One other question is whether participating manufacturers would have to offer MFN-based rebates for all of their drug products or whether, like states, they could apply MFN-based rebates only to select drugs.  If manufacturers can pick and choose among their drugs —for example, only applying MFN-based rebates to drugs for which they already offer very large rebates and exempting their newer, very high-cost drugs — any cost savings for state Medicaid programs would be more limited than they otherwise would be if the GENEROUS model applied to all of a manufacturer’s drugs.
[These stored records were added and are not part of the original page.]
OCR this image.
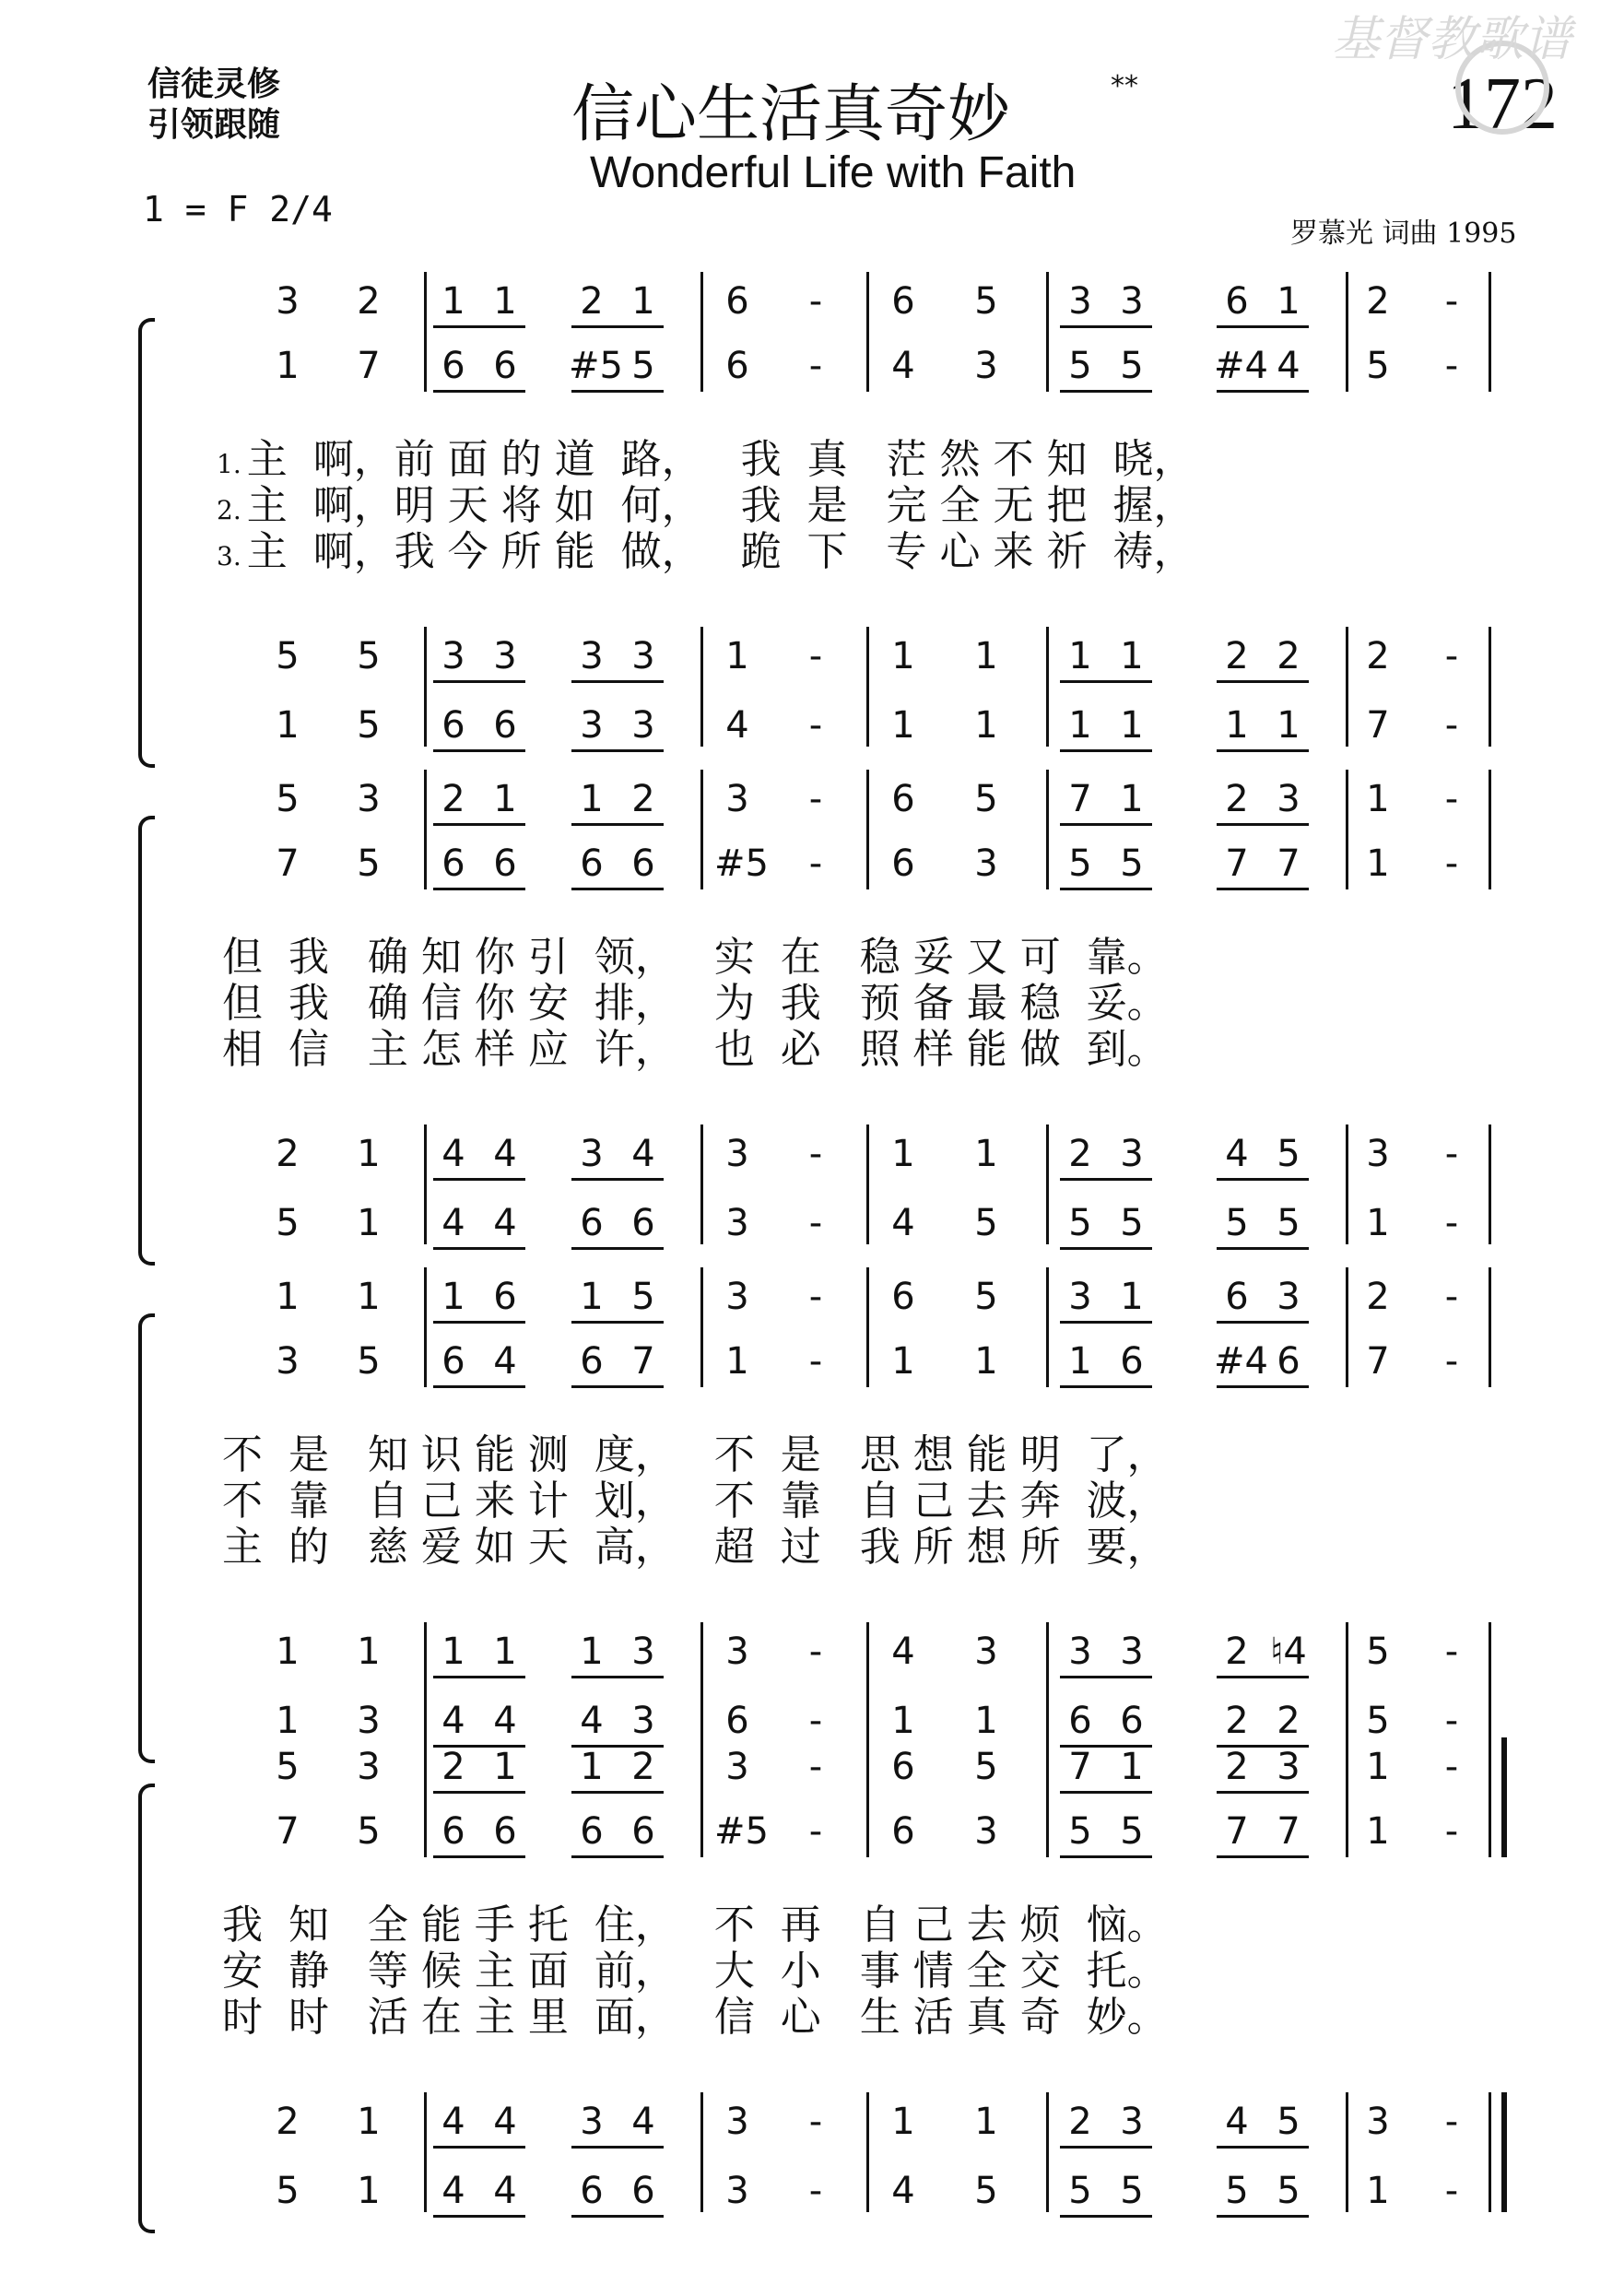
信徒灵修
引领跟随	信心生活真奇妙	**
Wonderful Life with Faith
172
1 = F 2/4
罗慕光 词曲 1995
基督教歌谱
3	2	1 1	2 1	6	-	6	5	3 3	6 1	2	-
1	7	6 6	#5 5	6	-	4	3	5 5	#4 4	5	-
5	5	3 3	3 3	1	-	1	1	1 1	2 2	2	-
1	5	6 6	3 3	4	-	1	1	1 1	1 1	7	-
1. 主  啊，前 面 的 道  路，   我  真   茫 然 不 知  晓，
2. 主  啊，明 天 将 如  何，   我  是   完 全 无 把  握，
3. 主  啊，我 今 所 能  做，   跪  下   专 心 来 祈  祷，
5	3	2 1	1 2	3	-	6	5	7 1	2 3	1	-
7	5	6 6	6 6	#5	-	6	3	5 5	7 7	1	-
2	1	4 4	3 4	3	-	1	1	2 3	4 5	3	-
5	1	4 4	6 6	3	-	4	5	5 5	5 5	1	-
但  我   确 知 你 引  领，   实  在   稳 妥 又 可  靠。
但  我   确 信 你 安  排，   为  我   预 备 最 稳  妥。
相  信   主 怎 样 应  许，   也  必   照 样 能 做  到。
1	1	1 6	1 5	3	-	6	5	3 1	6 3	2	-
3	5	6 4	6 7	1	-	1	1	1 6	#4 6	7	-
1	1	1 1	1 3	3	-	4	3	3 3	2 ♮4	5	-
1	3	4 4	4 3	6	-	1	1	6 6	2 2	5	-
不  是   知 识 能 测  度，   不  是   思 想 能 明  了，
不  靠   自 己 来 计  划，   不  靠   自 己 去 奔  波，
主  的   慈 爱 如 天  高，   超  过   我 所 想 所  要，
5	3	2 1	1 2	3	-	6	5	7 1	2 3	1	-
7	5	6 6	6 6	#5	-	6	3	5 5	7 7	1	-
2	1	4 4	3 4	3	-	1	1	2 3	4 5	3	-
5	1	4 4	6 6	3	-	4	5	5 5	5 5	1	-
我  知   全 能 手 托  住，   不  再   自 己 去 烦  恼。
安  静   等 候 主 面  前，   大  小   事 情 全 交  托。
时  时   活 在 主 里  面，   信  心   生 活 真 奇  妙。
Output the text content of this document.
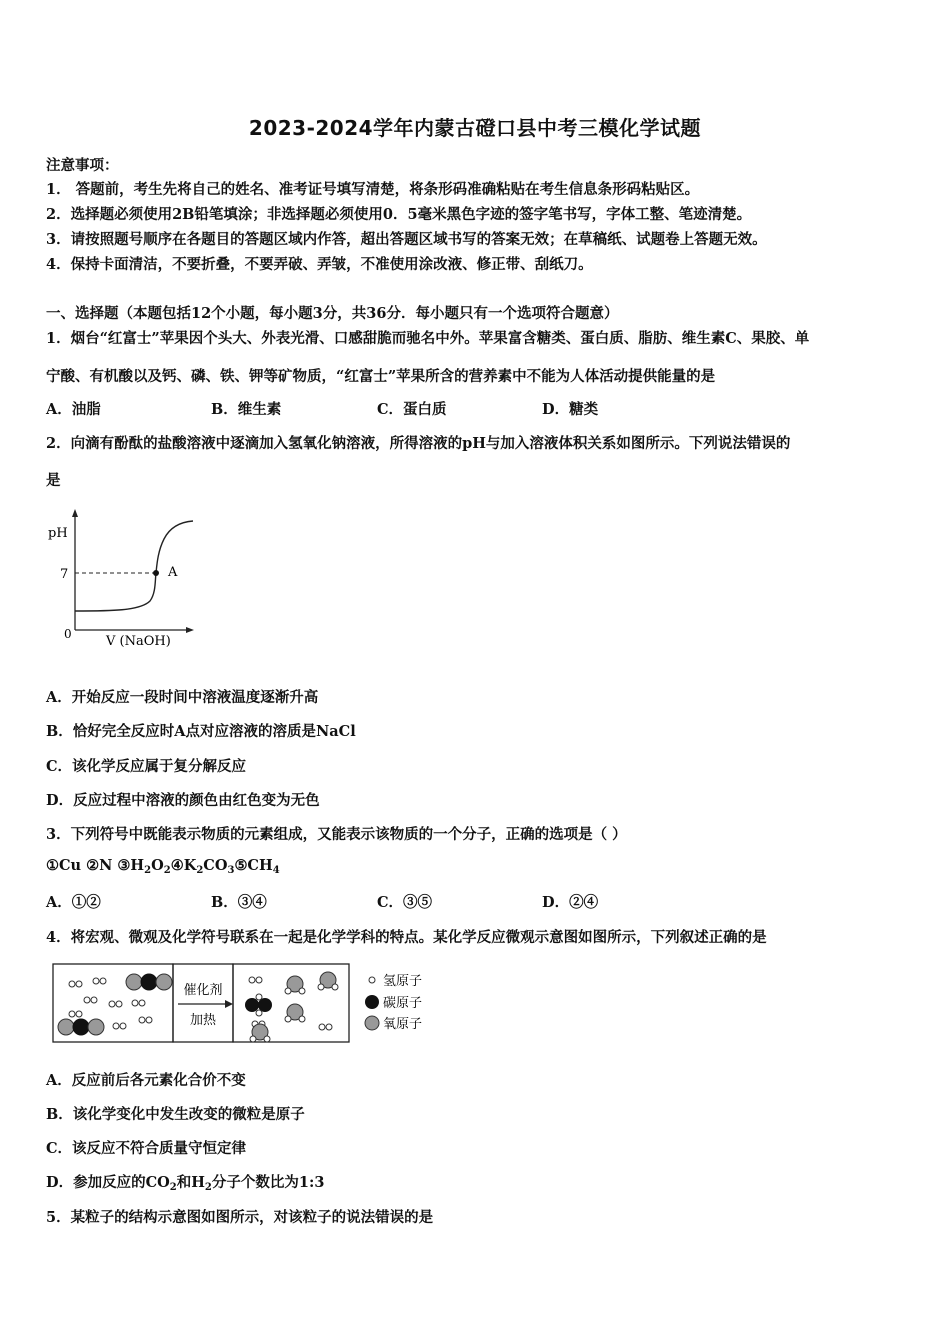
2023-2024学年内蒙古磴口县中考三模化学试题
注意事项：
1． 答题前，考生先将自己的姓名、准考证号填写清楚，将条形码准确粘贴在考生信息条形码粘贴区。
2．选择题必须使用2B铅笔填涂；非选择题必须使用0．5毫米黑色字迹的签字笔书写，字体工整、笔迹清楚。
3．请按照题号顺序在各题目的答题区域内作答，超出答题区域书写的答案无效；在草稿纸、试题卷上答题无效。
4．保持卡面清洁，不要折叠，不要弄破、弄皱，不准使用涂改液、修正带、刮纸刀。
一、选择题（本题包括12个小题，每小题3分，共36分．每小题只有一个选项符合题意）
1．烟台“红富士”苹果因个头大、外表光滑、口感甜脆而驰名中外。苹果富含糖类、蛋白质、脂肪、维生素C、果胶、单
宁酸、有机酸以及钙、磷、铁、钾等矿物质，“红富士”苹果所含的营养素中不能为人体活动提供能量的是
A．油脂	B．维生素	C．蛋白质	D．糖类
2．向滴有酚酞的盐酸溶液中逐滴加入氢氧化钠溶液，所得溶液的pH与加入溶液体积关系如图所示。下列说法错误的
是
pH
7
0
A
V (NaOH)
A．开始反应一段时间中溶液温度逐渐升高
B．恰好完全反应时A点对应溶液的溶质是NaCl
C．该化学反应属于复分解反应
D．反应过程中溶液的颜色由红色变为无色
3．下列符号中既能表示物质的元素组成，又能表示该物质的一个分子，正确的选项是（ ）
①Cu ②N $③H_2O_2④K_2CO_3⑤CH_4$
A．①②	B．③④	C．③⑤	D．②④
4．将宏观、微观及化学符号联系在一起是化学学科的特点。某化学反应微观示意图如图所示，下列叙述正确的是
催化剂
加热
氢原子
碳原子
氧原子
A．反应前后各元素化合价不变
B．该化学变化中发生改变的微粒是原子
C．该反应不符合质量守恒定律
D．参加反应的$CO_2$和$H_2$分子个数比为1:3
5．某粒子的结构示意图如图所示，对该粒子的说法错误的是
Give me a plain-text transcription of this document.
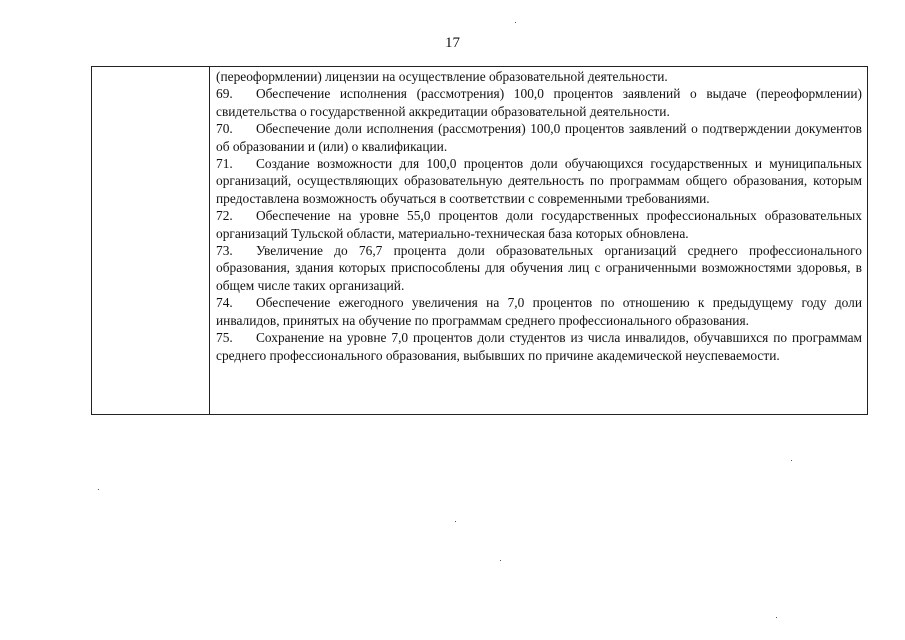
17

(переоформлении) лицензии на осуществление образовательной деятельности.

69. Обеспечение исполнения (рассмотрения) 100,0 процентов заявлений о выдаче (переоформлении) свидетельства о государственной аккредитации образовательной деятельности.

70. Обеспечение доли исполнения (рассмотрения) 100,0 процентов заявлений о подтверждении документов об образовании и (или) о квалификации.

71. Создание возможности для 100,0 процентов доли обучающихся государственных и муниципальных организаций, осуществляющих образовательную деятельность по программам общего образования, которым предоставлена возможность обучаться в соответствии с современными требованиями.

72. Обеспечение на уровне 55,0 процентов доли государственных профессиональных образовательных организаций Тульской области, материально-техническая база которых обновлена.

73. Увеличение до 76,7 процента доли образовательных организаций среднего профессионального образования, здания которых приспособлены для обучения лиц с ограниченными возможностями здоровья, в общем числе таких организаций.

74. Обеспечение ежегодного увеличения на 7,0 процентов по отношению к предыдущему году доли инвалидов, принятых на обучение по программам среднего профессионального образования.

75. Сохранение на уровне 7,0 процентов доли студентов из числа инвалидов, обучавшихся по программам среднего профессионального образования, выбывших по причине академической неуспеваемости.
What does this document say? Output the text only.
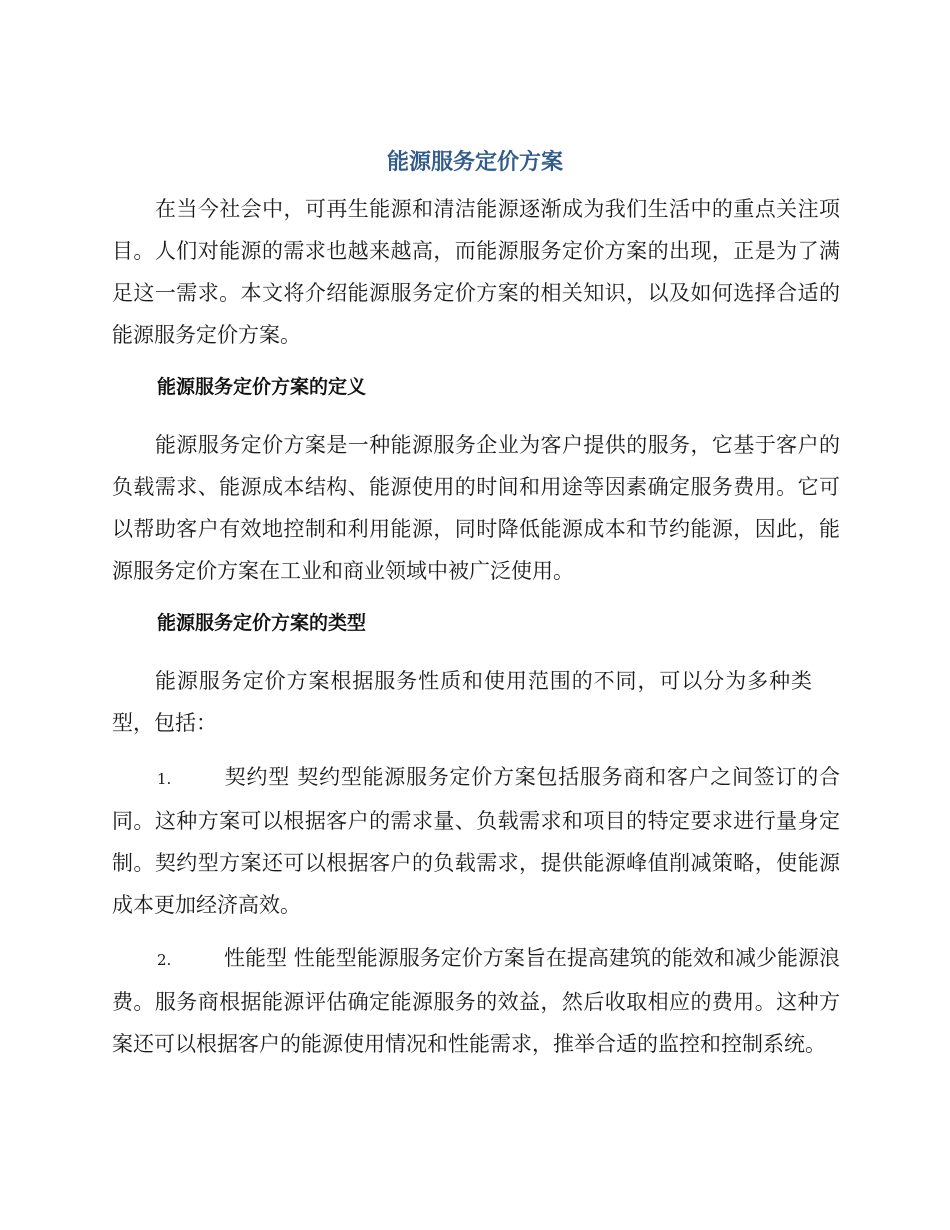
能源服务定价方案

在当今社会中，可再生能源和清洁能源逐渐成为我们生活中的重点关注项目。人们对能源的需求也越来越高，而能源服务定价方案的出现，正是为了满足这一需求。本文将介绍能源服务定价方案的相关知识，以及如何选择合适的能源服务定价方案。

能源服务定价方案的定义

能源服务定价方案是一种能源服务企业为客户提供的服务，它基于客户的负载需求、能源成本结构、能源使用的时间和用途等因素确定服务费用。它可以帮助客户有效地控制和利用能源，同时降低能源成本和节约能源，因此，能源服务定价方案在工业和商业领域中被广泛使用。

能源服务定价方案的类型

能源服务定价方案根据服务性质和使用范围的不同，可以分为多种类型，包括：

1.	契约型 契约型能源服务定价方案包括服务商和客户之间签订的合同。这种方案可以根据客户的需求量、负载需求和项目的特定要求进行量身定制。契约型方案还可以根据客户的负载需求，提供能源峰值削减策略，使能源成本更加经济高效。

2.	性能型 性能型能源服务定价方案旨在提高建筑的能效和减少能源浪费。服务商根据能源评估确定能源服务的效益，然后收取相应的费用。这种方案还可以根据客户的能源使用情况和性能需求，推举合适的监控和控制系统。
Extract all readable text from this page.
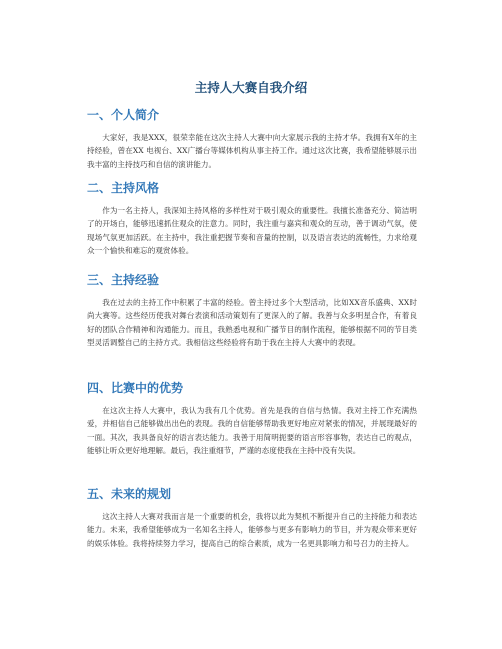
主持人大赛自我介绍
一、个人简介

大家好，我是XXX，很荣幸能在这次主持人大赛中向大家展示我的主持才华。我拥有X年的主持经验，曾在XX 电视台、XX广播台等媒体机构从事主持工作。通过这次比赛，我希望能够展示出我丰富的主持技巧和自信的演讲能力。

二、主持风格

作为一名主持人，我深知主持风格的多样性对于吸引观众的重要性。我擅长准备充分、简洁明了的开场白，能够迅速抓住观众的注意力。同时，我注重与嘉宾和观众的互动，善于调动气氛，使现场气氛更加活跃。在主持中，我注重把握节奏和音量的控制，以及语言表达的流畅性，力求给观众一个愉快和难忘的观赏体验。

三、主持经验

我在过去的主持工作中积累了丰富的经验。曾主持过多个大型活动，比如XX音乐盛典、XX时尚大赛等。这些经历使我对舞台表演和活动策划有了更深入的了解。我善与众多明星合作，有着良好的团队合作精神和沟通能力。而且，我熟悉电视和广播节目的制作流程，能够根据不同的节目类型灵活调整自己的主持方式。我相信这些经验将有助于我在主持人大赛中的表现。

四、比赛中的优势

在这次主持人大赛中，我认为我有几个优势。首先是我的自信与热情。我对主持工作充满热爱，并相信自己能够做出出色的表现。我的自信能够帮助我更好地应对紧张的情况，并展现最好的一面。其次，我具备良好的语言表达能力。我善于用简明扼要的语言形容事物，表达自己的观点，能够让听众更好地理解。最后，我注重细节，严谨的态度使我在主持中没有失误。

五、未来的规划

这次主持人大赛对我而言是一个重要的机会，我将以此为契机不断提升自己的主持能力和表达能力。未来，我希望能够成为一名知名主持人，能够参与更多有影响力的节目，并为观众带来更好的娱乐体验。我将持续努力学习，提高自己的综合素质，成为一名更具影响力和号召力的主持人。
Finally, there is an unanswered question about how MFN-based prices would be specifically calculated by manufacturers and how the accuracy of such data would be verified.  According to the RFA, CMS will use a contractor to evaluate the model and also “audit the data reported by the manufacturer to CMS to assure they are appropriately determining the international prices” but the RFA provides no further detail.  Historically, there have been serious issues where some manufacturers have been determined to be out-of-compliance with MDRP requirements and to have reported inaccurate pricing data in order to reduce their rebate liability.  If the MFN-based prices end up not as low as promised as CMS provides more detail how manufacturers would specifically calculate MFN-based prices, or if manufacturers inappropriately inflate their MFN-based prices (and thereby lower the supplemental rebates they owe), that would further reduce any Medicaid prescription drug cost savings accruing to participating states.